Original job_df: 19 unique users, 86 rows
Linear job_df: 13 unique users, 29 rows

Jobs in linear_job_df missing from original job_df: 0
Users with overlapping jobs in linear_job_df: 0
Users where first job in linear_job_df does not match original first job: 0

===== Summary =====
Original job count per user (mean, min, max): {'mean': 4.526315789473684, 'min': 1.0, 'max': 9.0}
Linear job count per user (mean, min, max): {'mean': 2.230769230769231, 'min': 1.0, 'max': 4.0}


In [17]:
def run_checks_flattened():
    """
    Verify that flattened trajectory_df is consistent with linear_job_df and edu_df.
    """
    global linear_job_df, trajectory_df, edu_df

    print(f"Original linear_job_df: {len(linear_job_df['ID'].unique())} unique users, {len(linear_job_df)} rows")
    print(f"Flattened trajectory_df: {len(trajectory_df)} rows\n")

    edu_violations = 0
    first_job_violations = 0
    job_change_violations = 0
    missing_jobs = 0

    # Prepare jobs per user
    jobs_per_user = {uid: df.sort_values('JOB_START_DATE') for uid, df in linear_job_df.groupby('ID')}

    degree_order = {"Bachelor's Degree": 1, "Master's Degree": 2, "Doctorate": 3}

    for idx, row in trajectory_df.iterrows():
        uid = row['ID']
        user_jobs = jobs_per_user.get(uid)
        if user_jobs is None or user_jobs.empty:
            missing_jobs += 1
            continue

        # First and last job end dates for trajectory
        first_job = user_jobs.iloc[0]
        last_job_end = user_jobs['JOB_END_DATE'].max()
        if pd.isna(last_job_end):
            last_job_end = user_jobs['JOB_START_DATE'].max()

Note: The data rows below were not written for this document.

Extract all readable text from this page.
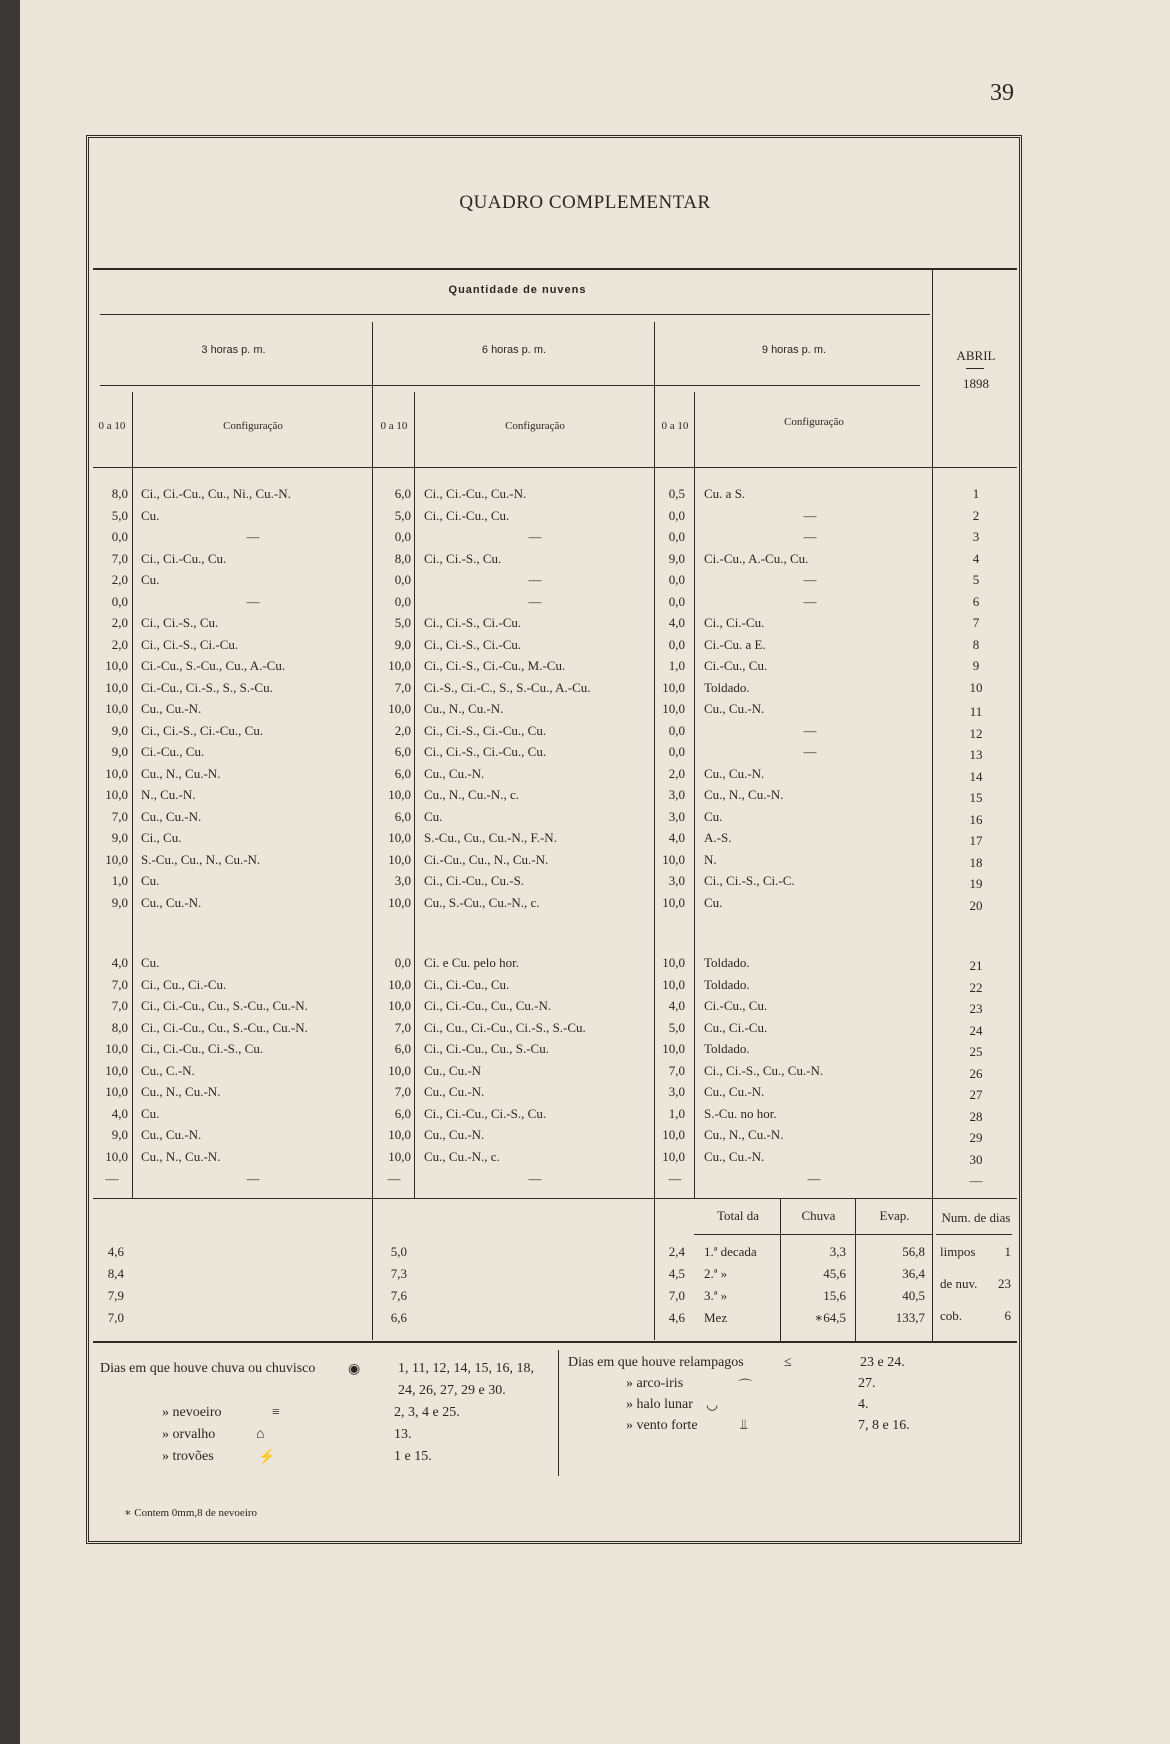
39
QUADRO COMPLEMENTAR
Quantidade de nuvens
3 horas p. m.	6 horas p. m.	9 horas p. m.	ABRIL
1898
0 a 10	Configuração	0 a 10	Configuração	0 a 10	Configuração
8,0 Ci., Ci.-Cu., Cu., Ni., Cu.-N.	6,0 Ci., Ci.-Cu., Cu.-N.	0,5 Cu. a S.	1
5,0 Cu.	5,0 Ci., Ci.-Cu., Cu.	0,0	—	2
0,0	—	0,0	—	0,0	—	3
7,0 Ci., Ci.-Cu., Cu.	8,0 Ci., Ci.-S., Cu.	9,0 Ci.-Cu., A.-Cu., Cu.	4
2,0 Cu.	0,0	—	0,0	—	5
0,0	—	0,0	—	0,0	—	6
2,0 Ci., Ci.-S., Cu.	5,0 Ci., Ci.-S., Ci.-Cu.	4,0 Ci., Ci.-Cu.	7
2,0 Ci., Ci.-S., Ci.-Cu.	9,0 Ci., Ci.-S., Ci.-Cu.	0,0 Ci.-Cu. a E.	8
10,0 Ci.-Cu., S.-Cu., Cu., A.-Cu.	10,0 Ci., Ci.-S., Ci.-Cu., M.-Cu.	1,0 Ci.-Cu., Cu.	9
10,0 Ci.-Cu., Ci.-S., S., S.-Cu.	7,0 Ci.-S., Ci.-C., S., S.-Cu., A.-Cu.	10,0 Toldado.	10
10,0 Cu., Cu.-N.	10,0 Cu., N., Cu.-N.	10,0 Cu., Cu.-N.	11
9,0 Ci., Ci.-S., Ci.-Cu., Cu.	2,0 Ci., Ci.-S., Ci.-Cu., Cu.	0,0	—	12
9,0 Ci.-Cu., Cu.	6,0 Ci., Ci.-S., Ci.-Cu., Cu.	0,0	—	13
10,0 Cu., N., Cu.-N.	6,0 Cu., Cu.-N.	2,0 Cu., Cu.-N.	14
10,0 N., Cu.-N.	10,0 Cu., N., Cu.-N., c.	3,0 Cu., N., Cu.-N.	15
7,0 Cu., Cu.-N.	6,0 Cu.	3,0 Cu.	16
9,0 Ci., Cu.	10,0 S.-Cu., Cu., Cu.-N., F.-N.	4,0 A.-S.	17
10,0 S.-Cu., Cu., N., Cu.-N.	10,0 Ci.-Cu., Cu., N., Cu.-N.	10,0 N.	18
1,0 Cu.	3,0 Ci., Ci.-Cu., Cu.-S.	3,0 Ci., Ci.-S., Ci.-C.	19
9,0 Cu., Cu.-N.	10,0 Cu., S.-Cu., Cu.-N., c.	10,0 Cu.	20
4,0 Cu.	0,0 Ci. e Cu. pelo hor.	10,0 Toldado.	21
7,0 Ci., Cu., Ci.-Cu.	10,0 Ci., Ci.-Cu., Cu.	10,0 Toldado.	22
7,0 Ci., Ci.-Cu., Cu., S.-Cu., Cu.-N.	10,0 Ci., Ci.-Cu., Cu., Cu.-N.	4,0 Ci.-Cu., Cu.	23
8,0 Ci., Ci.-Cu., Cu., S.-Cu., Cu.-N.	7,0 Ci., Cu., Ci.-Cu., Ci.-S., S.-Cu.	5,0 Cu., Ci.-Cu.	24
10,0 Ci., Ci.-Cu., Ci.-S., Cu.	6,0 Ci., Ci.-Cu., Cu., S.-Cu.	10,0 Toldado.	25
10,0 Cu., C.-N.	10,0 Cu., Cu.-N	7,0 Ci., Ci.-S., Cu., Cu.-N.	26
10,0 Cu., N., Cu.-N.	7,0 Cu., Cu.-N.	3,0 Cu., Cu.-N.	27
4,0 Cu.	6,0 Ci., Ci.-Cu., Ci.-S., Cu.	1,0 S.-Cu. no hor.	28
9,0 Cu., Cu.-N.	10,0 Cu., Cu.-N.	10,0 Cu., N., Cu.-N.	29
10,0 Cu., N., Cu.-N.	10,0 Cu., Cu.-N., c.	10,0 Cu., Cu.-N.	30
—	—	—	—	—	—	—
Total da	Chuva	Evap.	Num. de dias
4,6	5,0	2,4 1.ª decada	3,3	56,8
8,4	7,3	4,5 2.ª »	45,6	36,4
7,9	7,6	7,0 3.ª »	15,6	40,5
7,0	6,6	4,6 Mez	∗64,5	133,7
limpos	1
de nuv.	23
cob.	6
Dias em que houve chuva ou chuvisco ◉	1, 11, 12, 14, 15, 16, 18,
24, 26, 27, 29 e 30.
» nevoeiro	≡	2, 3, 4 e 25.
» orvalho	⌂	13.
» trovões	⚡	1 e 15.
Dias em que houve relampagos	≤	23 e 24.
» arco-iris	⌒	27.
» halo lunar ◡	4.
» vento forte	⫫	7, 8 e 16.
∗ Contem 0mm,8 de nevoeiro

        # ============================
        # 1. Max degree within trajectory period
        # ============================
        user_edu = edu_df[edu_df['ID'] == uid]
        user_edu_window = user_edu[user_edu['END_DATE'] <= last_job_end]

        if not user_edu_window.empty:
            user_edu_window = user_edu_window.copy()
            user_edu_window['degree_num'] = user_edu_window['EDULEVEL_NAME'].map(degree_order).fillna(0)
            # Sort by degree_num descending, then END_DATE descending
            max_row = user_edu_window.sort_values(['degree_num', 'END_DATE'], ascending=[False, False]).iloc[0]
            max_degree = max_row['EDULEVEL_NAME']
            if max_degree != row['max_edu_name']:
                edu_violations += 1

        # ============================
        # 2. First job attributes
        # ============================
        onet_major_first2 = str(first_job['ONET_2019'])[:2] if pd.notna(first_job.get('ONET_2019')) else None
        naics6_major_first2 = str(first_job['NAICS6'])[:2] if pd.notna(first_job.get('NAICS6')) else None
        state_first = first_job.get('STATE_RAW', None)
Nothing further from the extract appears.